Date: March 4, 2022 By: Lori Slavin
Regina Barzilay, PhD, a recently appointed Associate Member of the Ragon Institute and a MIT School of Engineering Distinguished Professor for AI and Health, is one of the principals of the new Artificial Intelligence/Machine Learning/human immunology collaborative initiative of the Ragon Institute and the Abdul Latif Jameel Clinic for Machine Learning in Health and the Schwarzman College of Computing of MIT. A winner of numerous scientific awards, including the MacArthur Fellowship “Genius Grant” in 2017, Barzilay’s groundbreaking discoveries include applying artificial intelligence and machine learning (“AI/ML”) to mammograms, predicting with impressive accuracy the incidence of breast cancer in patients up to five years before the emergence of clinical symptoms or detection by standard methods.
With philanthropic support from Mark and Lisa Schwartz, the Ragon Institute is well-positioned to expand upon AI/ML efforts already underway at the Ragon Institute, such as those from Bryan Bryson, PhD (Hie, B., et al. Science 2021). Barzilay has already begun working with Ragon Institute faculty Galit Alter, Gaurav Gaiha and Mathias Lichterfeld to develop algorithms to better understand and control the interaction of human immunology and diseases at the cellular level.
Barzilay spent years researching natural-language processing, an important AI/ML building block. Then, in 2014, she was diagnosed with breast cancer, prompting her to pivot her research toward a more urgent purpose — that of saving lives. Collaborating with Connie Lehman, MD, PhD, a breast radiologist at MGH, Barzilay and her team developed an AI/ML algorithm — called Mirai — to analyze hundreds of thousands of mammograms. The results accurately predicted future risk of cancer at more than twice the rate offered by traditional methods, a difference that could affect millions of patients. If confirmed in upcoming clinical trials, Mirai would signal a seismic shift in the diagnosis and treatment of breast cancer. Screenings, now age-based, could instead target each individual patient’s specific risk and would provide much earlier prognostic, not just diagnostic, information. These refinements would likely save countless lives and serve as an important building block in the development of many more AI/ML applications in clinical medicine.
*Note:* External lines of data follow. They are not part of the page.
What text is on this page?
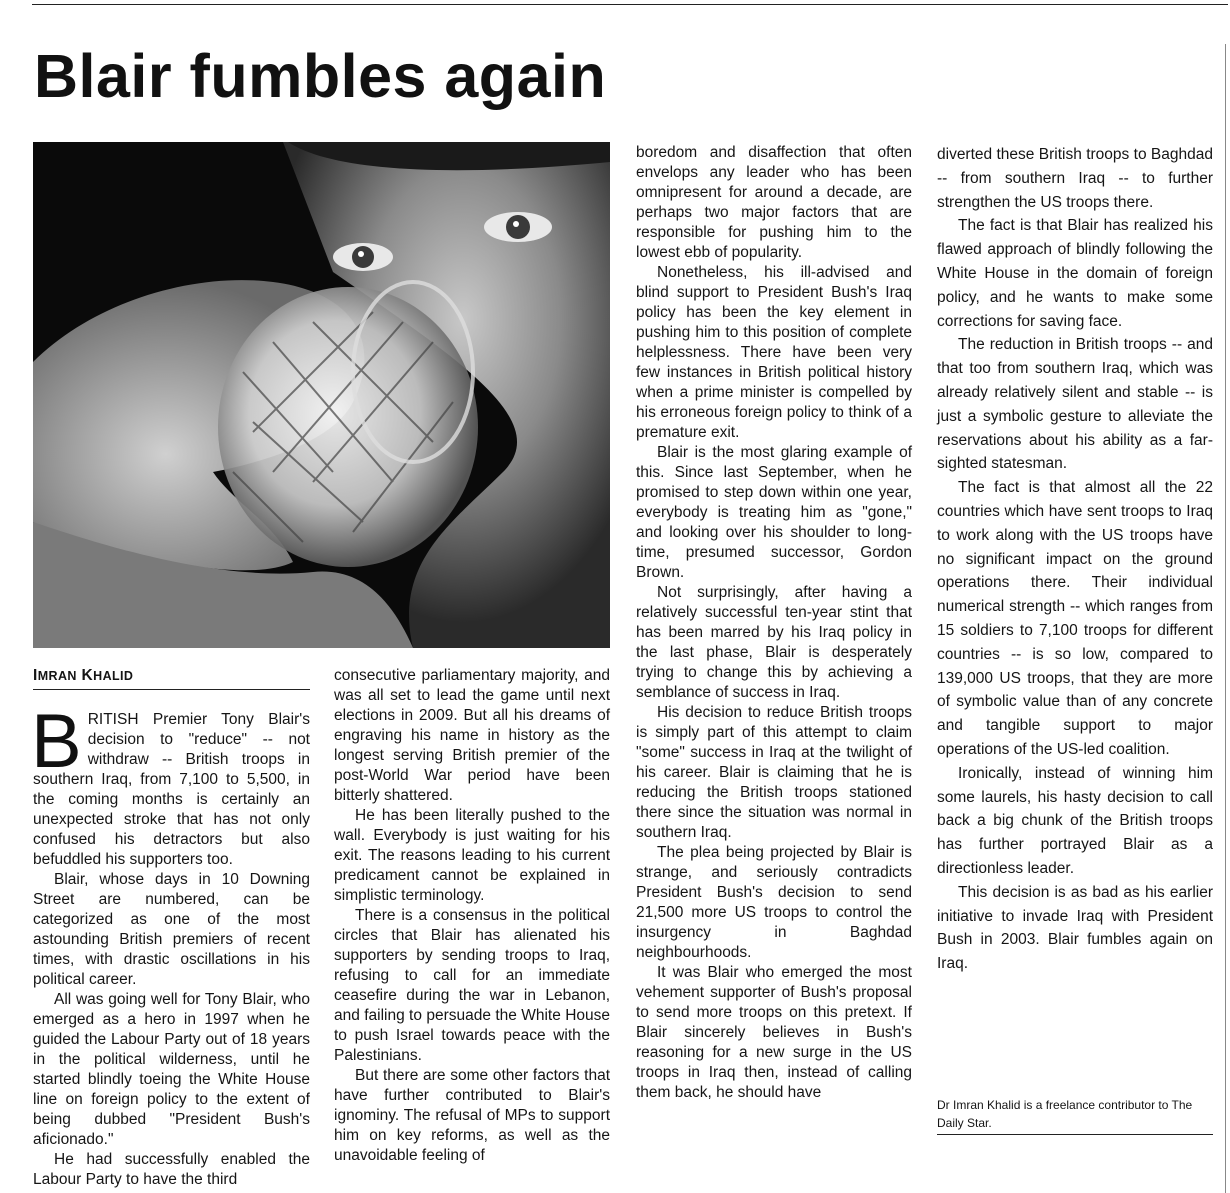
Blair fumbles again
IMRAN KHALID

BRITISH Premier Tony Blair's decision to "reduce" -- not withdraw -- British troops in southern Iraq, from 7,100 to 5,500, in the coming months is certainly an unexpected stroke that has not only confused his detractors but also befuddled his supporters too.

Blair, whose days in 10 Downing Street are numbered, can be categorized as one of the most astounding British premiers of recent times, with drastic oscillations in his political career.

All was going well for Tony Blair, who emerged as a hero in 1997 when he guided the Labour Party out of 18 years in the political wilderness, until he started blindly toeing the White House line on foreign policy to the extent of being dubbed "President Bush's aficionado."

He had successfully enabled the Labour Party to have the third

consecutive parliamentary majority, and was all set to lead the game until next elections in 2009. But all his dreams of engraving his name in history as the longest serving British premier of the post-World War period have been bitterly shattered.

He has been literally pushed to the wall. Everybody is just waiting for his exit. The reasons leading to his current predicament cannot be explained in simplistic terminology.

There is a consensus in the political circles that Blair has alienated his supporters by sending troops to Iraq, refusing to call for an immediate ceasefire during the war in Lebanon, and failing to persuade the White House to push Israel towards peace with the Palestinians.

But there are some other factors that have further contributed to Blair's ignominy. The refusal of MPs to support him on key reforms, as well as the unavoidable feeling of

boredom and disaffection that often envelops any leader who has been omnipresent for around a decade, are perhaps two major factors that are responsible for pushing him to the lowest ebb of popularity.

Nonetheless, his ill-advised and blind support to President Bush's Iraq policy has been the key element in pushing him to this position of complete helplessness. There have been very few instances in British political history when a prime minister is compelled by his erroneous foreign policy to think of a premature exit.

Blair is the most glaring example of this. Since last September, when he promised to step down within one year, everybody is treating him as "gone," and looking over his shoulder to long-time, presumed successor, Gordon Brown.

Not surprisingly, after having a relatively successful ten-year stint that has been marred by his Iraq policy in the last phase, Blair is desperately trying to change this by achieving a semblance of success in Iraq.

His decision to reduce British troops is simply part of this attempt to claim "some" success in Iraq at the twilight of his career. Blair is claiming that he is reducing the British troops stationed there since the situation was normal in southern Iraq.

The plea being projected by Blair is strange, and seriously contradicts President Bush's decision to send 21,500 more US troops to control the insurgency in Baghdad neighbourhoods.

It was Blair who emerged the most vehement supporter of Bush's proposal to send more troops on this pretext. If Blair sincerely believes in Bush's reasoning for a new surge in the US troops in Iraq then, instead of calling them back, he should have

diverted these British troops to Baghdad -- from southern Iraq -- to further strengthen the US troops there.

The fact is that Blair has realized his flawed approach of blindly following the White House in the domain of foreign policy, and he wants to make some corrections for saving face.

The reduction in British troops -- and that too from southern Iraq, which was already relatively silent and stable -- is just a symbolic gesture to alleviate the reservations about his ability as a far-sighted statesman.

The fact is that almost all the 22 countries which have sent troops to Iraq to work along with the US troops have no significant impact on the ground operations there. Their individual numerical strength -- which ranges from 15 soldiers to 7,100 troops for different countries -- is so low, compared to 139,000 US troops, that they are more of symbolic value than of any concrete and tangible support to major operations of the US-led coalition.

Ironically, instead of winning him some laurels, his hasty decision to call back a big chunk of the British troops has further portrayed Blair as a directionless leader.

This decision is as bad as his earlier initiative to invade Iraq with President Bush in 2003. Blair fumbles again on Iraq.

Dr Imran Khalid is a freelance contributor to The Daily Star.
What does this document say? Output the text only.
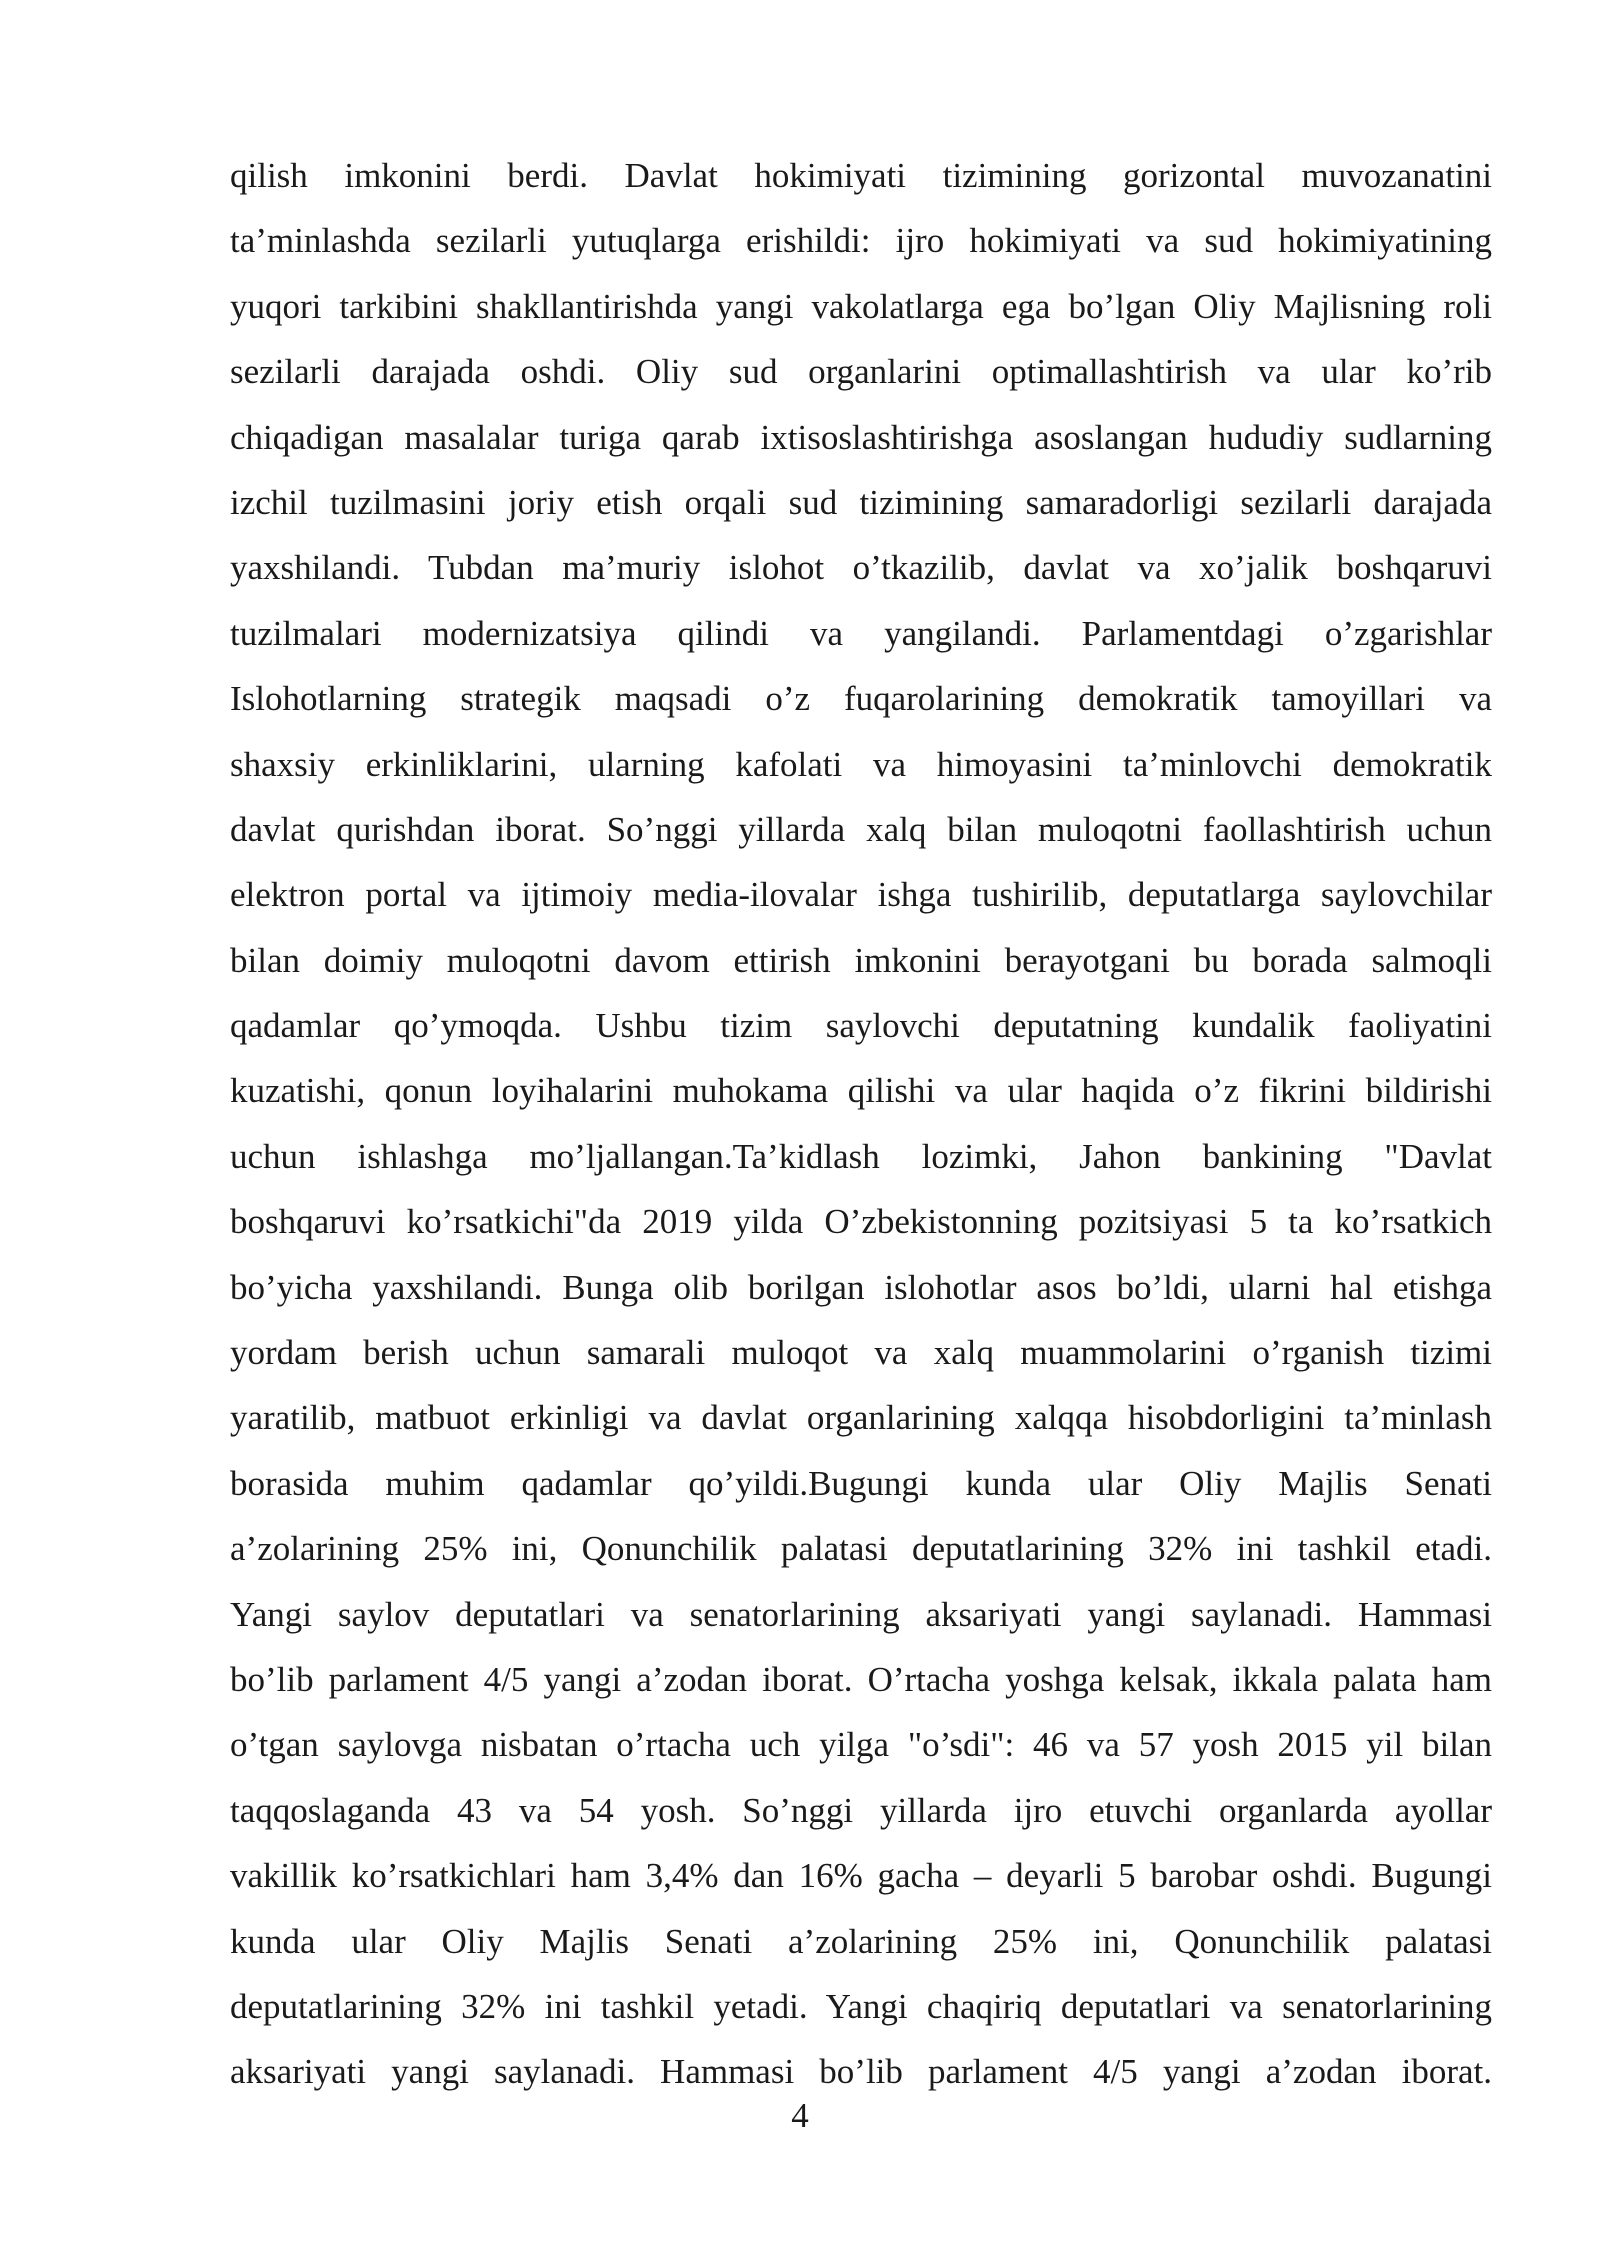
qilish imkonini berdi. Davlat hokimiyati tizimining gorizontal muvozanatini
ta’minlashda sezilarli yutuqlarga erishildi: ijro hokimiyati va sud hokimiyatining
yuqori tarkibini shakllantirishda yangi vakolatlarga ega bo’lgan Oliy Majlisning roli
sezilarli darajada oshdi. Oliy sud organlarini optimallashtirish va ular ko’rib
chiqadigan masalalar turiga qarab ixtisoslashtirishga asoslangan hududiy sudlarning
izchil tuzilmasini joriy etish orqali sud tizimining samaradorligi sezilarli darajada
yaxshilandi. Tubdan ma’muriy islohot o’tkazilib, davlat va xo’jalik boshqaruvi
tuzilmalari modernizatsiya qilindi va yangilandi. Parlamentdagi o’zgarishlar
Islohotlarning strategik maqsadi o’z fuqarolarining demokratik tamoyillari va
shaxsiy erkinliklarini, ularning kafolati va himoyasini ta’minlovchi demokratik
davlat qurishdan iborat. So’nggi yillarda xalq bilan muloqotni faollashtirish uchun
elektron portal va ijtimoiy media-ilovalar ishga tushirilib, deputatlarga saylovchilar
bilan doimiy muloqotni davom ettirish imkonini berayotgani bu borada salmoqli
qadamlar qo’ymoqda. Ushbu tizim saylovchi deputatning kundalik faoliyatini
kuzatishi, qonun loyihalarini muhokama qilishi va ular haqida o’z fikrini bildirishi
uchun ishlashga mo’ljallangan.Ta’kidlash lozimki, Jahon bankining "Davlat
boshqaruvi ko’rsatkichi"da 2019 yilda O’zbekistonning pozitsiyasi 5 ta ko’rsatkich
bo’yicha yaxshilandi. Bunga olib borilgan islohotlar asos bo’ldi, ularni hal etishga
yordam berish uchun samarali muloqot va xalq muammolarini o’rganish tizimi
yaratilib, matbuot erkinligi va davlat organlarining xalqqa hisobdorligini ta’minlash
borasida muhim qadamlar qo’yildi.Bugungi kunda ular Oliy Majlis Senati
a’zolarining 25% ini, Qonunchilik palatasi deputatlarining 32% ini tashkil etadi.
Yangi saylov deputatlari va senatorlarining aksariyati yangi saylanadi. Hammasi
bo’lib parlament 4/5 yangi a’zodan iborat. O’rtacha yoshga kelsak, ikkala palata ham
o’tgan saylovga nisbatan o’rtacha uch yilga "o’sdi": 46 va 57 yosh 2015 yil bilan
taqqoslaganda 43 va 54 yosh. So’nggi yillarda ijro etuvchi organlarda ayollar
vakillik ko’rsatkichlari ham 3,4% dan 16% gacha – deyarli 5 barobar oshdi. Bugungi
kunda ular Oliy Majlis Senati a’zolarining 25% ini, Qonunchilik palatasi
deputatlarining 32% ini tashkil yetadi. Yangi chaqiriq deputatlari va senatorlarining
aksariyati yangi saylanadi. Hammasi bo’lib parlament 4/5 yangi a’zodan iborat.
4
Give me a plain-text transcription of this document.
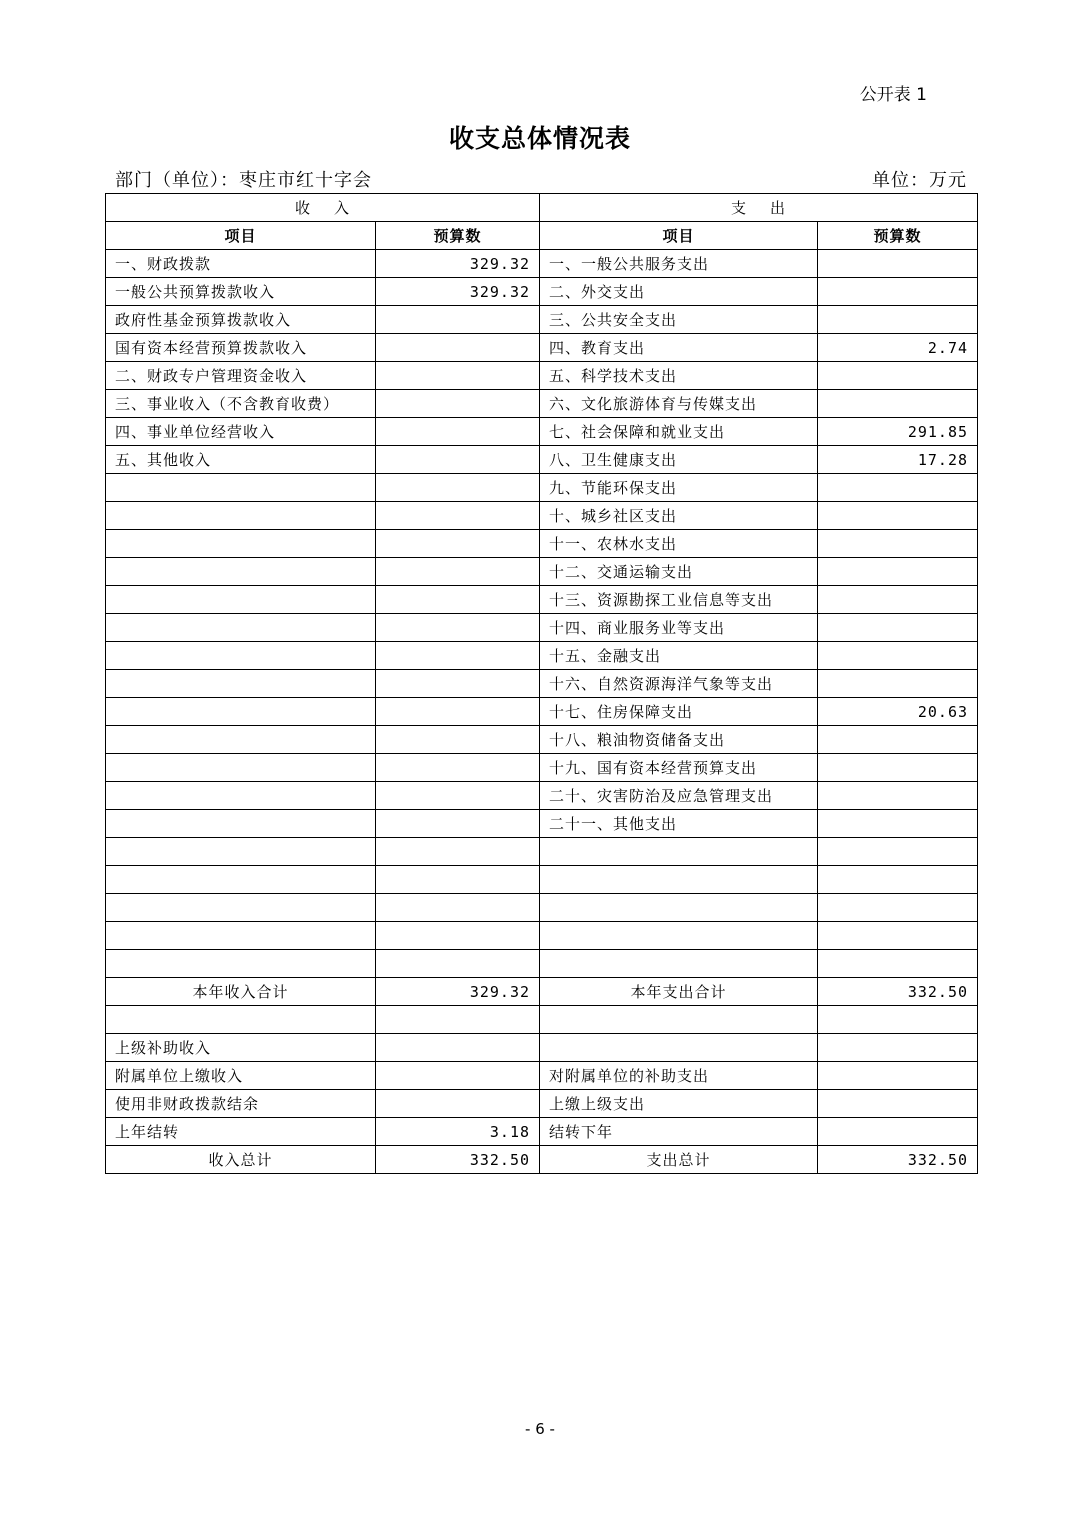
公开表 1
收支总体情况表
部门（单位）：枣庄市红十字会	单位：万元
收    入		支    出	
项目	预算数	项目	预算数
一、财政拨款	329.32	一、一般公共服务支出	
一般公共预算拨款收入	329.32	二、外交支出	
政府性基金预算拨款收入		三、公共安全支出	
国有资本经营预算拨款收入		四、教育支出	2.74
二、财政专户管理资金收入		五、科学技术支出	
三、事业收入（不含教育收费）		六、文化旅游体育与传媒支出	
四、事业单位经营收入		七、社会保障和就业支出	291.85
五、其他收入		八、卫生健康支出	17.28
		九、节能环保支出	
		十、城乡社区支出	
		十一、农林水支出	
		十二、交通运输支出	
		十三、资源勘探工业信息等支出	
		十四、商业服务业等支出	
		十五、金融支出	
		十六、自然资源海洋气象等支出	
		十七、住房保障支出	20.63
		十八、粮油物资储备支出	
		十九、国有资本经营预算支出	
		二十、灾害防治及应急管理支出	
		二十一、其他支出	

本年收入合计	329.32	本年支出合计	332.50

上级补助收入			
附属单位上缴收入		对附属单位的补助支出	
使用非财政拨款结余		上缴上级支出	
上年结转	3.18	结转下年	
收入总计	332.50	支出总计	332.50
- 6 -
Barzilay believes that AI/ML will have an equally groundbreaking impact on the field of human immunology, with the Ragon/MIT initiative as a catalyst. “AI/ML allows us to think differently about disease and its mechanisms, and using AI/ML at the cellular level allows us to understand human immunology and disease from a different perspective in ways that can be game-changing,” she says. She believes that the initiative is also filling an important gap because “the field of immunology and the field of AI/ML are both very advanced, but historically, little work has been done at the intersection.” One of Barzilay’s current projects is a collaboration with Galit Alter, PhD, a Ragon Institute principal investigator, to predict which antibodies might be the most effective at neutralizing new variants of viruses such as SARs-CoV-2, which causes COVID. These efforts have already helped expedite such research.
Appreciating that most of her computer science colleagues “are not fortunate enough to have a Ragon Institute for their work,” Barzilay anticipates that Ragon scientists will provide the crucial link of “translating the language of immunology into language AI/ML scientists can use to contribute to the field.” She fully envisions that the end result will not only train a new generation of scientists who will be “bilingual” in the language of both immunology and AI/ML, and thereby “able to push both fields further forward,” but will also enable computer scientists elsewhere to access and use such information. Barzilay is convinced that such accessibility will further empower this impending revolution in the field of human immunology — and, she is not shy to suggest, even in all of basic biology — being ignited by the Ragon Institute and MIT’s AI/ML/human immunology collaborative initiative.